Postmaster General Warns Congress USPS Could Run Out of Cash by October 2026timeline_event

institutional-capturedogeuspsfiscal-crisis
2026-03-17 · 1 min read · Edit on Pyrite

type: timeline_event

On March 17, 2026, Postmaster General David Steiner testified before the House Oversight Committee that the United States Postal Service could run out of cash by October 2026, warning Congress of an imminent fiscal crisis threatening one of the nation's oldest and most essential institutions. Steiner said that reducing mail delivery from six days to five was "on the table," a move he estimated could save approximately $3 billion per year but would mark the first reduction in standard delivery frequency in the Postal Service's modern history.

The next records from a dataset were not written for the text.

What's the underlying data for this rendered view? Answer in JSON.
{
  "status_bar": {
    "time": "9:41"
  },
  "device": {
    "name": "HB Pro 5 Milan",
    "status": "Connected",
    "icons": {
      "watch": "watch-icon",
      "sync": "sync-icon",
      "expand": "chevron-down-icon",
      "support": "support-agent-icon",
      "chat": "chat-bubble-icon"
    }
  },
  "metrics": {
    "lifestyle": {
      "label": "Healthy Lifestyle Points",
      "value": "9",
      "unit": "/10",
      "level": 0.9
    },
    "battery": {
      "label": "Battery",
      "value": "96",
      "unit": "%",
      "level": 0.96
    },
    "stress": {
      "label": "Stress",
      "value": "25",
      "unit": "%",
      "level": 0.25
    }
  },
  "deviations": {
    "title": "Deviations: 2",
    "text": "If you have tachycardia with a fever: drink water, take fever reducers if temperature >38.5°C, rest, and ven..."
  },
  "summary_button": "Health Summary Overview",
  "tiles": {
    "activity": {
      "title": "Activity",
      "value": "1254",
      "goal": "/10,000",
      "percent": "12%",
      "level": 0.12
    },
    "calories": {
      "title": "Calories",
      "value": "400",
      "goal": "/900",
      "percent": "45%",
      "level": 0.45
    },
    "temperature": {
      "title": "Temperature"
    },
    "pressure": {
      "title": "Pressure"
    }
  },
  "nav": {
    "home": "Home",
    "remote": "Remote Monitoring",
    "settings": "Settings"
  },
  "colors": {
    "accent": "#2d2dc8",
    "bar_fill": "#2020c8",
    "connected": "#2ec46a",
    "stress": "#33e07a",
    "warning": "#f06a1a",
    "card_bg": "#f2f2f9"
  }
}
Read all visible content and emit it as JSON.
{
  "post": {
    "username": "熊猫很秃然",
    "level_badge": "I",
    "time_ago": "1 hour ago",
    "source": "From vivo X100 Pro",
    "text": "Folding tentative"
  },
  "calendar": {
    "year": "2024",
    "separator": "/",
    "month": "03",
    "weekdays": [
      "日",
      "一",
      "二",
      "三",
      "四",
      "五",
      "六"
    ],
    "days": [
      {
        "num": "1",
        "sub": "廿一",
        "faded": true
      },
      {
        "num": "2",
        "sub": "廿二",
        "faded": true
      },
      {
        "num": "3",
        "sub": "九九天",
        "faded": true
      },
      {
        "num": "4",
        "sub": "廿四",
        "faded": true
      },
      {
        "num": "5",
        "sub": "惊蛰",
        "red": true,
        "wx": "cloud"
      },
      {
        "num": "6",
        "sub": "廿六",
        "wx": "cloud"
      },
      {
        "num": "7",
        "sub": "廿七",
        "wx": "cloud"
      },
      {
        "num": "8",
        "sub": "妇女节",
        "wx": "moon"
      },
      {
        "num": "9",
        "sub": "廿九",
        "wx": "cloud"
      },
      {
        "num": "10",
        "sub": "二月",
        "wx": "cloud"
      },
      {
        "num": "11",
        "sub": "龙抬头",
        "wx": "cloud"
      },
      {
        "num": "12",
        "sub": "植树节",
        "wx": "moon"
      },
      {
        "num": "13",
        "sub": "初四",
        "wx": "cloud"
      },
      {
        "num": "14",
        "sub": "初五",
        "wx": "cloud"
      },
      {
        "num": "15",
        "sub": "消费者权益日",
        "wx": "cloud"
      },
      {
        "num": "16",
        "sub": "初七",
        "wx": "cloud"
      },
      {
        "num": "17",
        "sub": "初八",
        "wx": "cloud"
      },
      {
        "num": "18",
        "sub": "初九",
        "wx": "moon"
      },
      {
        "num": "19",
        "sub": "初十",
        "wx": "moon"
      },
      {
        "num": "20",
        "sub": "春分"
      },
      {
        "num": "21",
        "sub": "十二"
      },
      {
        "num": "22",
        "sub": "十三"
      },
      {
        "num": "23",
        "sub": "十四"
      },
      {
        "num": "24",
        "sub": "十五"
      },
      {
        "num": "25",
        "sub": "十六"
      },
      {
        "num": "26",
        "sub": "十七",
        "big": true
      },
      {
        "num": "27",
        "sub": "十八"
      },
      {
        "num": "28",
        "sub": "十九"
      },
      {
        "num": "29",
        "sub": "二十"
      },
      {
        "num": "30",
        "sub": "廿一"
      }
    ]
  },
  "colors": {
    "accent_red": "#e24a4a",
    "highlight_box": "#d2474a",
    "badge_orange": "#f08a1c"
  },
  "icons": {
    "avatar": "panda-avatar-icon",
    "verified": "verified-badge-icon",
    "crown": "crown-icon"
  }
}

Steiner called on Congress to raise the USPS debt limit, which had not been increased since 1992 despite decades of inflation and fundamental changes to the mail industry. The Postal Service posted a net loss of $9 billion in fiscal year 2025, continuing a long trajectory of financial deterioration driven by declining mail volumes, the 2006 congressional mandate to pre-fund decades of retiree health benefits, and the inability to adjust pricing without regulatory approval.

The cash crisis was compounded by the March 12 DOGE agreement that committed the Postal Service to cutting 10,000 workers through early retirement — on top of 30,000 positions already eliminated since fiscal year 2021. Critics argued that DOGE's workforce reductions were accelerating the institution's financial death spiral by degrading service quality, which in turn drove customers to private alternatives and further reduced revenue. Democratic members of the Oversight Committee accused the administration of engineering a crisis to justify eventual privatization.

The testimony underscored a pattern across federal agencies in which DOGE-driven cuts created or deepened operational crises that were then used to justify further restructuring. For the USPS — which serves as a lifeline for rural communities, small businesses, prescription drug delivery, and election mail — the prospect of running out of cash by fall raised alarms about consequences that would extend far beyond the agency itself and into the daily lives of millions of Americans.